Additionally I have had licensor insist that they require a full (32 page) supplier self audit obviously based on BRC (all clauses covered and numbered to BRC standard), copies of 25 documents and procedures and an initial site audit (by them) to approve a supplier, this is in addition to our approval process and BRC AA certificate.
My question is that with these additional requirement what is the real advantage of achieving a GFSI certification, the above indicates that do not believe GFSI alone is adequate evidence for supplier approval, so what advantage does it carry?
Thoughts?
It looks like you're in the UK - for many of the retailers here, GFSI is effectively the entry requirement. With that, you have the questionable honour of being bombarded by requests of varying degrees of reasonableness. Without it many of them won't even consider you as a potential supplier these days.

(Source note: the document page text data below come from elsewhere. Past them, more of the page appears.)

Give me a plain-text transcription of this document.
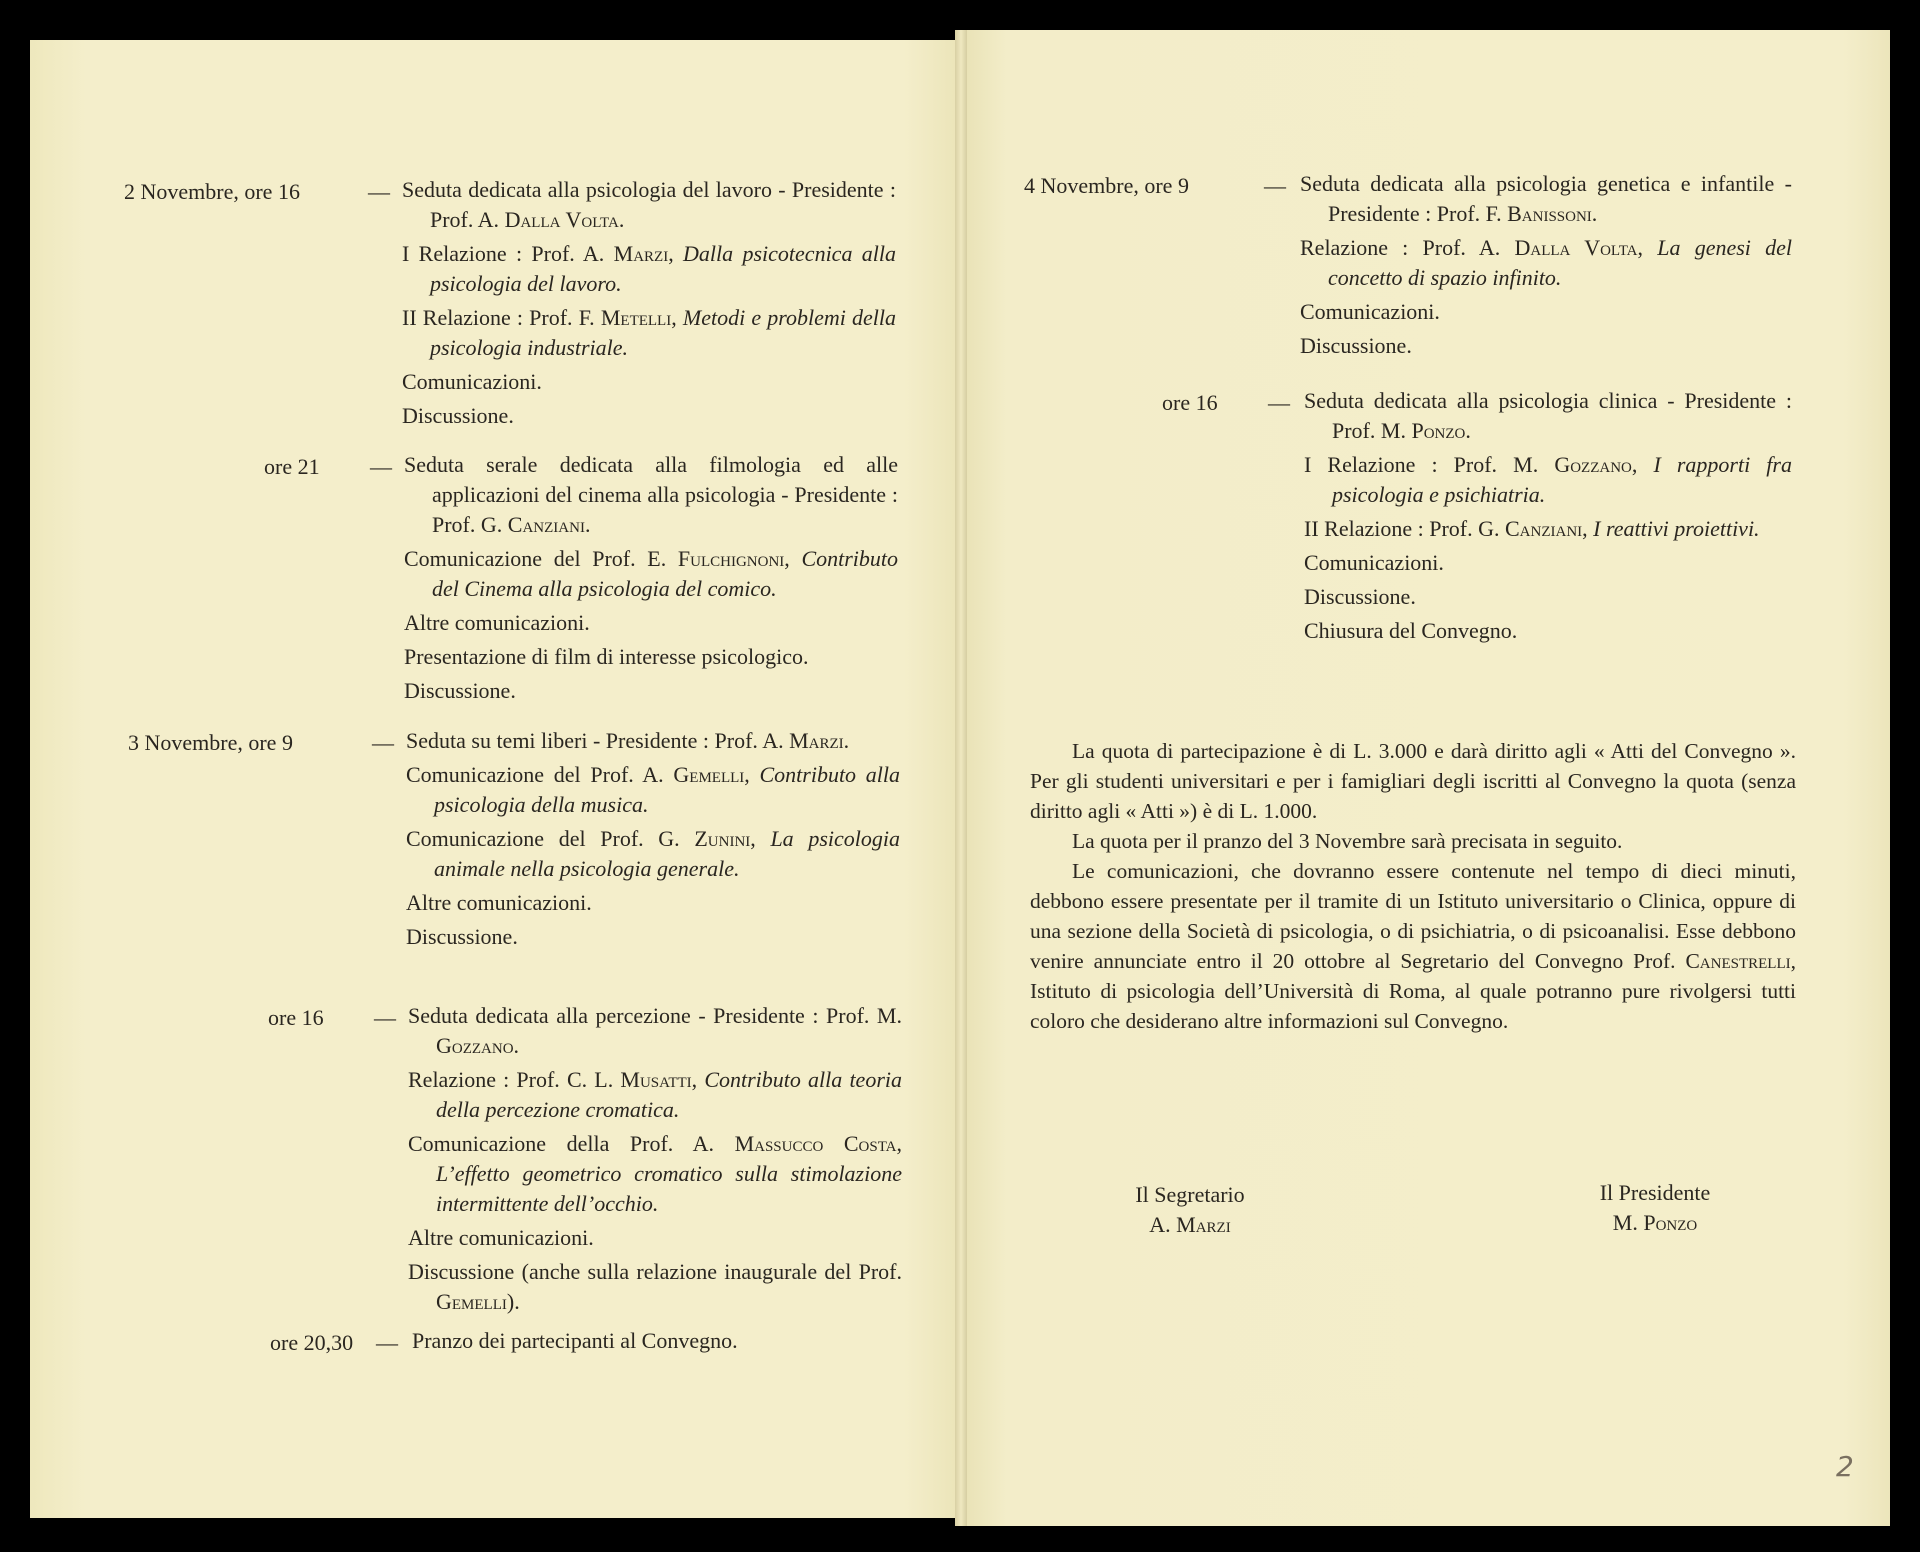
2 Novembre, ore 16	— Seduta dedicata alla psicologia del lavoro - Presidente : Prof. A. Dalla Volta.

I Relazione : Prof. A. Marzi, Dalla psicotecnica alla psicologia del lavoro.

II Relazione : Prof. F. Metelli, Metodi e problemi della psicologia industriale.

Comunicazioni.

Discussione.

ore 21 — Seduta serale dedicata alla filmologia ed alle applicazioni del cinema alla psicologia - Presidente : Prof. G. Canziani.

Comunicazione del Prof. E. Fulchignoni, Contributo del Cinema alla psicologia del comico.

Altre comunicazioni.

Presentazione di film di interesse psicologico.

Discussione.

3 Novembre, ore 9	— Seduta su temi liberi - Presidente : Prof. A. Marzi.

Comunicazione del Prof. A. Gemelli, Contributo alla psicologia della musica.

Comunicazione del Prof. G. Zunini, La psicologia animale nella psicologia generale.

Altre comunicazioni.

Discussione.

ore 16 — Seduta dedicata alla percezione - Presidente : Prof. M. Gozzano.

Relazione : Prof. C. L. Musatti, Contributo alla teoria della percezione cromatica.

Comunicazione della Prof. A. Massucco Costa, L’effetto geometrico cromatico sulla stimolazione intermittente dell’occhio.

Altre comunicazioni.

Discussione (anche sulla relazione inaugurale del Prof. Gemelli).

ore 20,30 — Pranzo dei partecipanti al Convegno.

4 Novembre, ore 9	— Seduta dedicata alla psicologia genetica e infantile - Presidente : Prof. F. Banissoni.

Relazione : Prof. A. Dalla Volta, La genesi del concetto di spazio infinito.

Comunicazioni.

Discussione.

ore 16 — Seduta dedicata alla psicologia clinica - Presidente : Prof. M. Ponzo.

I Relazione : Prof. M. Gozzano, I rapporti fra psicologia e psichiatria.

II Relazione : Prof. G. Canziani, I reattivi proiettivi.

Comunicazioni.

Discussione.

Chiusura del Convegno.

La quota di partecipazione è di L. 3.000 e darà diritto agli « Atti del Convegno ». Per gli studenti universitari e per i famigliari degli iscritti al Convegno la quota (senza diritto agli « Atti ») è di L. 1.000.

La quota per il pranzo del 3 Novembre sarà precisata in seguito.

Le comunicazioni, che dovranno essere contenute nel tempo di dieci minuti, debbono essere presentate per il tramite di un Istituto universitario o Clinica, oppure di una sezione della Società di psicologia, o di psichiatria, o di psicoanalisi. Esse debbono venire annunciate entro il 20 ottobre al Segretario del Convegno Prof. Canestrelli, Istituto di psicologia dell’Università di Roma, al quale potranno pure rivolgersi tutti coloro che desiderano altre informazioni sul Convegno.

Il Segretario
A. Marzi
Il Presidente
M. Ponzo
2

The hope/ideal of BRC (or other GFSI-benchmarked schemes) unifying everyone's requirements to become some sort of all-in-one pass for approval is alas long dead...
Some of the retailer's own requirements start at BRC but then add their own CoPs etc on top, and there isn't necessarily a great deal of agreement between them, hence the desire to do their own audits as well. (Kudos to Asda on this front, for actually turning it into a BRC add-on module to help reduce some of the audit duplication).
I've also noticed a significant trend, tailing back to the Horsegate issue, for retailers and larger brands to have more significant expectations as to how agents manage their suppliers.
If you don't have BRC Agents & Brokers yourselves then you may find that implementing this helps reduce some types of request, and longer term I think we'll also start to see more customers pushing for this as mandatory for agents (already had a few take that approach at my former employer) so it may be worth looking into? If you're already well on top of your supplier base then it may not actually add that much work.